Dinner lifted his spirits and Marilyn was far, far away. After leaving the restaurant, they drove north along the Pacific Coast Highway toward the Palisades, then east past Will Rogers Park. Occasionally Susan leaned over and kissed him or ran her hand up and down his thigh, and his indifference and remoteness dissolved, and once again it was obvious that they had to get somewhere fast, that his attraction to this woman was an ever-burning thing, and upon returning to Michael’s house—it was late now, past ten, and no one met them at the door when he unlocked it—he hurried her to his room. And afterward, as they lay there together, she whispered, “I’ve dreamed this before.”

Then she fell asleep, starting to snore so loudly that it made him sit up. And then he began to think. Another night of sleeplessness would kill him tomorrow. But he was thirsty from too much wine and wandered into the kitchen. Standing at the sink, he downed two glasses of water and was about to turn off the light when Michael appeared. With his hands pressed into the pockets of his robe, he looked at Sheppard grimly and nodded toward the guest room. “Is she in there?”

“Susan? Yes.”

Michael raised his shoulders and let them fall. “What are you doing, Sam?”

Sheppard said nothing.

“Let me put it like this: What are you doing
in my house?
There are kids here, for Christ’s sake. We’re Marilyn’s friends on top of that. How could you put us in this position?”

“I don’t want you to say anything.”

Michael tapped his forehead. “Sam, that’s the point.”

“Well, I’m sorry then.”

“Are you and Marilyn divorcing?”

Sheppard shrugged.

“You should.”

“Michael, please—”

“Please nothing.
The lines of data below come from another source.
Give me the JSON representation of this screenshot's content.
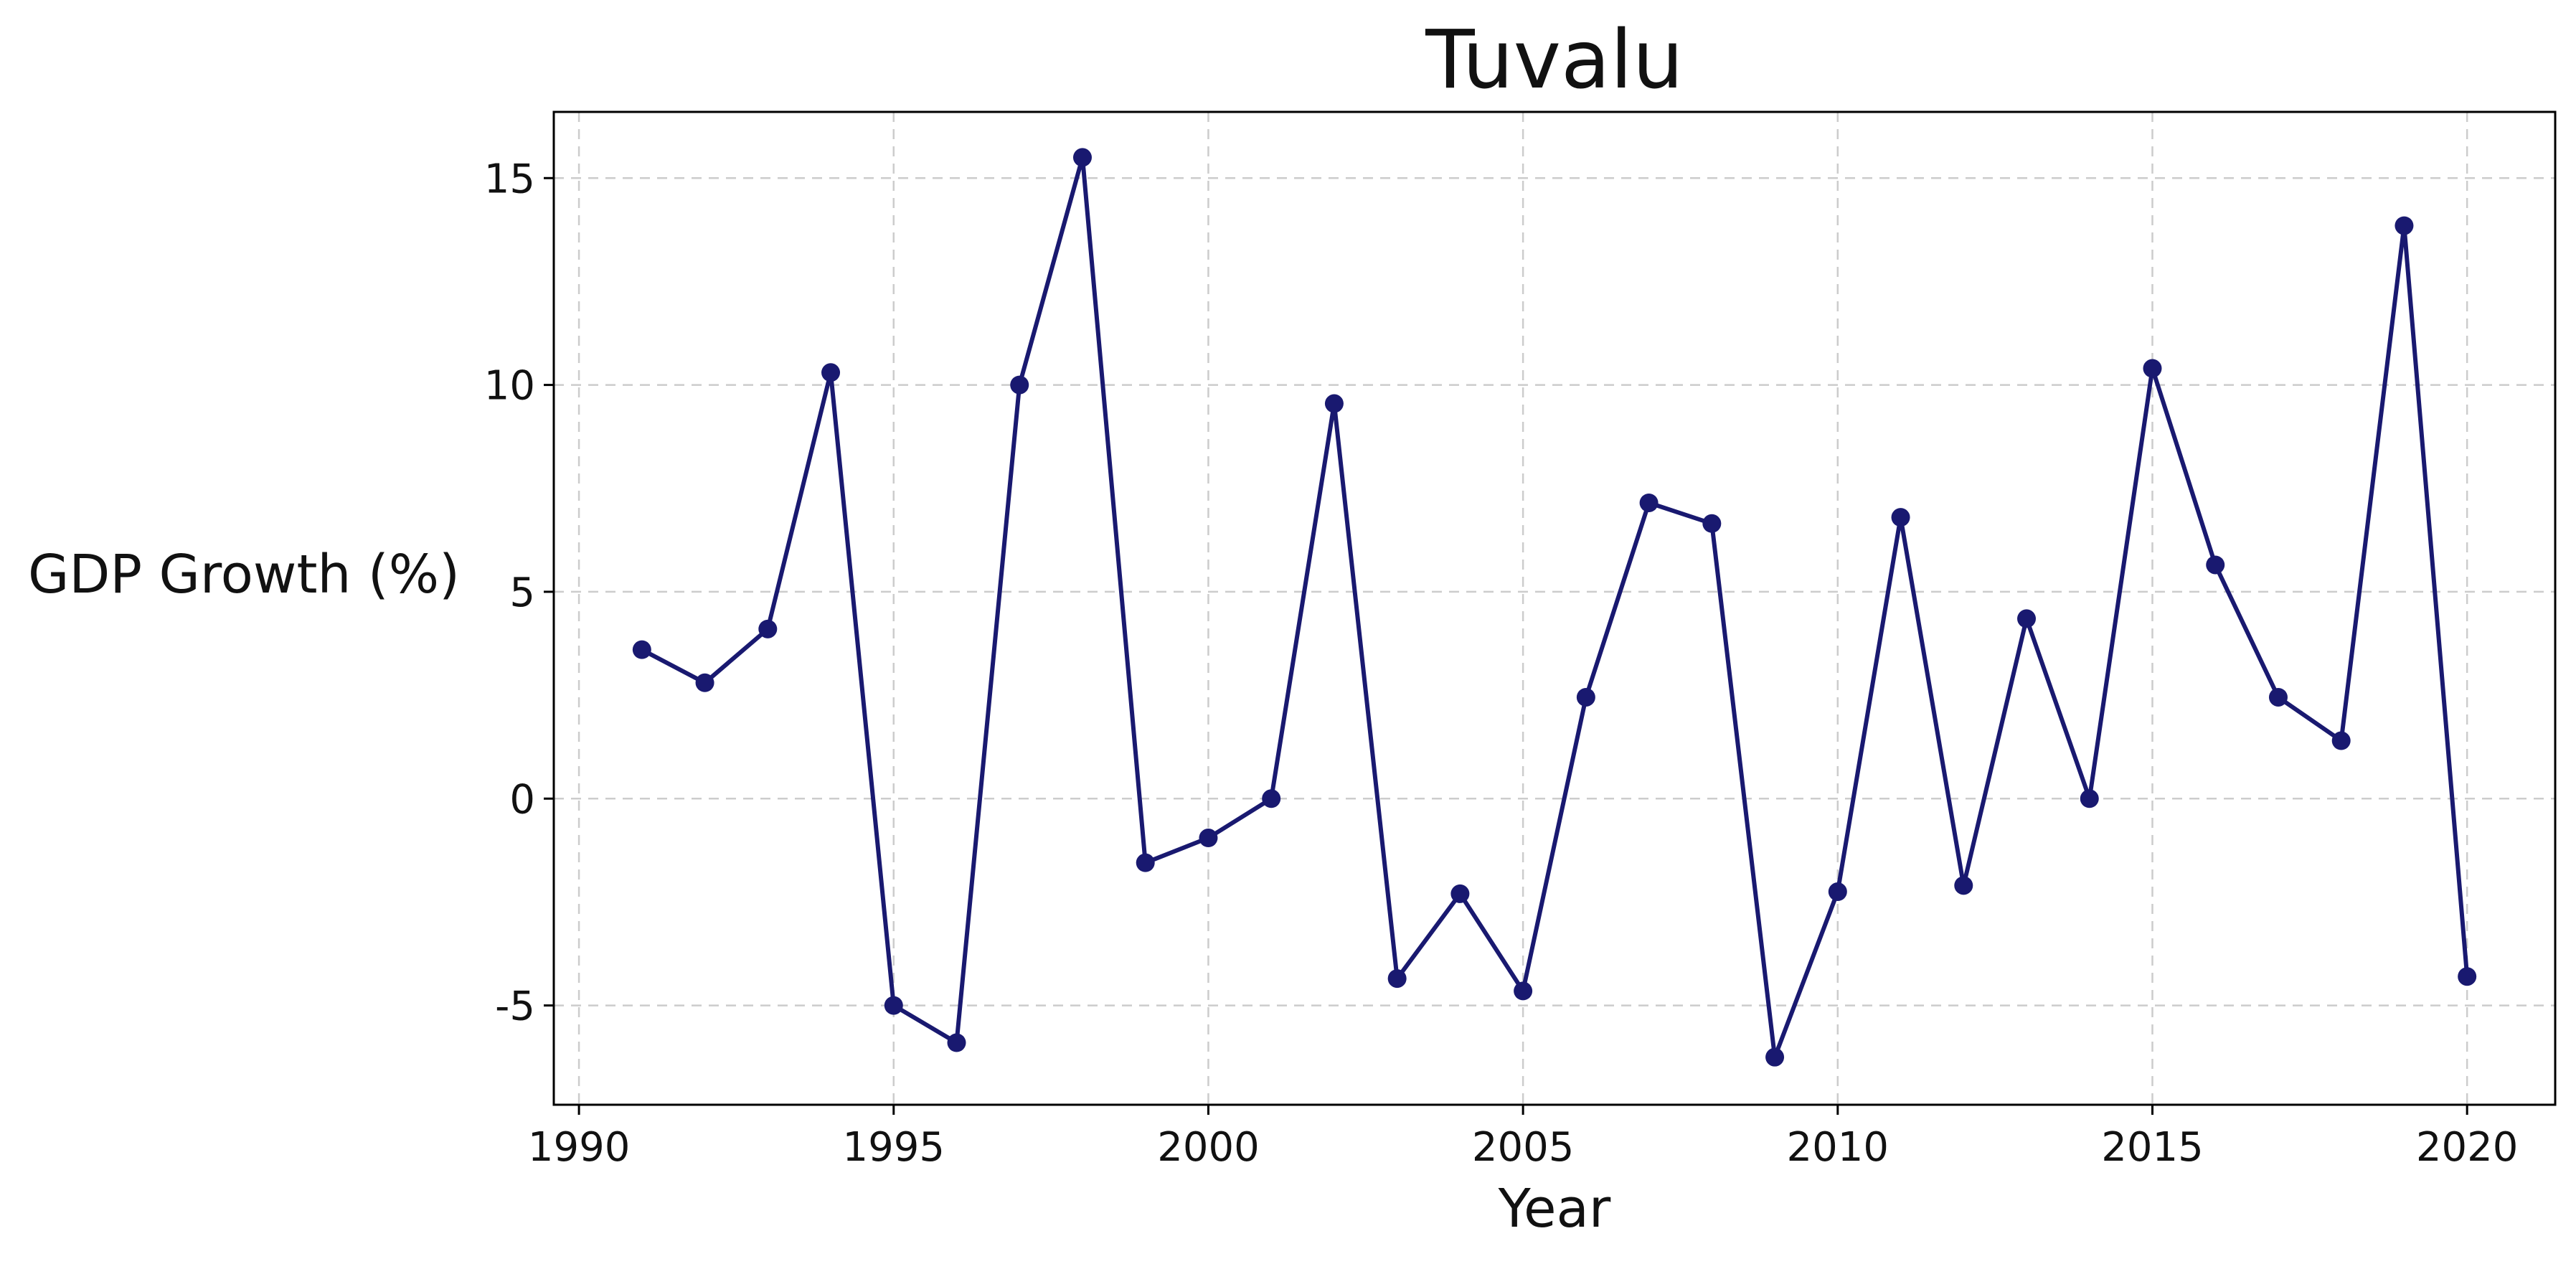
{
  "chart_data": {
    "type": "line",
    "title": "Tuvalu",
    "xlabel": "Year",
    "ylabel": "GDP Growth (%)",
    "xlim": [
      1989.6,
      2021.4
    ],
    "ylim": [
      -7.4,
      16.6
    ],
    "xticks": [
      1990,
      1995,
      2000,
      2005,
      2010,
      2015,
      2020
    ],
    "yticks": [
      -5,
      0,
      5,
      10,
      15
    ],
    "ytick_labels": [
      "-5",
      "0",
      "5",
      "10",
      "15"
    ],
    "grid": true,
    "legend": "none",
    "color": "#191970",
    "x": [
      1991,
      1992,
      1993,
      1994,
      1995,
      1996,
      1997,
      1998,
      1999,
      2000,
      2001,
      2002,
      2003,
      2004,
      2005,
      2006,
      2007,
      2008,
      2009,
      2010,
      2011,
      2012,
      2013,
      2014,
      2015,
      2016,
      2017,
      2018,
      2019,
      2020
    ],
    "y": [
      3.6,
      2.8,
      4.1,
      10.3,
      -5.0,
      -5.9,
      10.0,
      15.5,
      -1.55,
      -0.95,
      0.0,
      9.55,
      -4.35,
      -2.3,
      -4.65,
      2.45,
      7.15,
      6.65,
      -6.25,
      -2.25,
      6.8,
      -2.1,
      4.35,
      0.0,
      10.4,
      5.65,
      2.45,
      1.4,
      13.85,
      -4.3
    ]
  }
}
You’re behaving pathologically.”

“I think we’ve both had our pathological moments.”

Michael stepped closer and whispered, “You’re out of line. And you need to have your fucking head examined. I’m serious. You need to see a shrink.”
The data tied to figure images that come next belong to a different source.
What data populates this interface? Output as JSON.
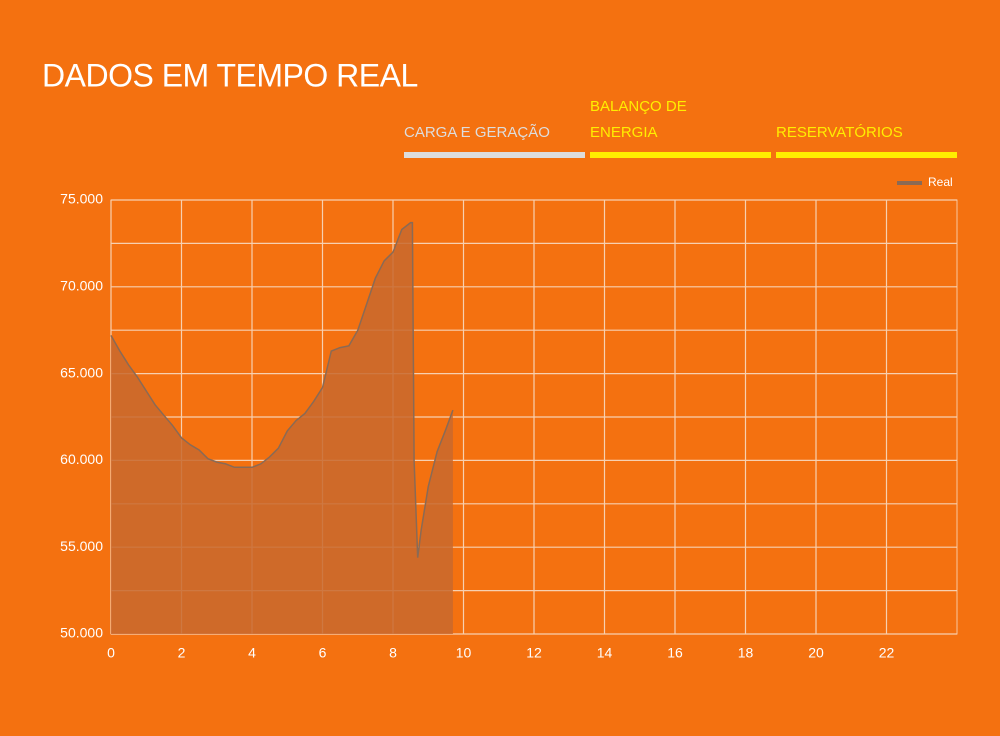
{
  "header": {
    "title": "DADOS EM TEMPO REAL"
  },
  "tabs": [
    {
      "label": "CARGA E GERAÇÃO",
      "color": "#dddddd"
    },
    {
      "label": "BALANÇO DE ENERGIA",
      "color": "#ffee00"
    },
    {
      "label": "RESERVATÓRIOS",
      "color": "#ffee00"
    }
  ],
  "chart_data": {
    "type": "area",
    "x": [
      0,
      0.25,
      0.5,
      0.75,
      1,
      1.25,
      1.5,
      1.75,
      2,
      2.25,
      2.5,
      2.75,
      3,
      3.25,
      3.5,
      3.75,
      4,
      4.25,
      4.5,
      4.75,
      5,
      5.25,
      5.5,
      5.75,
      6,
      6.25,
      6.5,
      6.75,
      7,
      7.25,
      7.5,
      7.75,
      8,
      8.25,
      8.5,
      8.55,
      8.6,
      8.7,
      8.8,
      9,
      9.25,
      9.5,
      9.7
    ],
    "series": [
      {
        "name": "Real",
        "color": "#8a6a55",
        "fill": "#c8692e",
        "values": [
          67200,
          66300,
          65500,
          64800,
          64000,
          63200,
          62600,
          62000,
          61300,
          60900,
          60600,
          60100,
          59900,
          59800,
          59600,
          59600,
          59600,
          59800,
          60200,
          60700,
          61700,
          62300,
          62700,
          63400,
          64200,
          66300,
          66500,
          66600,
          67500,
          69000,
          70500,
          71500,
          72000,
          73300,
          73700,
          73700,
          60000,
          54400,
          56000,
          58500,
          60500,
          61800,
          62900
        ]
      }
    ],
    "xlim": [
      0,
      24
    ],
    "xticks": [
      0,
      2,
      4,
      6,
      8,
      10,
      12,
      14,
      16,
      18,
      20,
      22
    ],
    "ylim": [
      50000,
      75000
    ],
    "yticks": [
      {
        "value": 50000,
        "label": "50.000"
      },
      {
        "value": 55000,
        "label": "55.000"
      },
      {
        "value": 60000,
        "label": "60.000"
      },
      {
        "value": 65000,
        "label": "65.000"
      },
      {
        "value": 70000,
        "label": "70.000"
      },
      {
        "value": 75000,
        "label": "75.000"
      }
    ],
    "y_gridlines": [
      52500,
      57500,
      62500,
      67500,
      72500
    ],
    "grid": true,
    "legend": "top-right"
  }
}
Sheppard, ashamed and furious, couldn’t look at him.

“You leave early,” Michael said. “Like this morning. Take the car. I don’t give a damn. Drive yourself to a hotel and knock yourself out. But do
not
be here when Emma wakes up. Because I swear I don’t know what she’ll do if you are. Do you understand?”

“Yes,” Sheppard said.

Oddly, the confrontation imparted clarity. Why was he waiting? What was wrong with him? He checked them into the Argyle Hotel the next morning.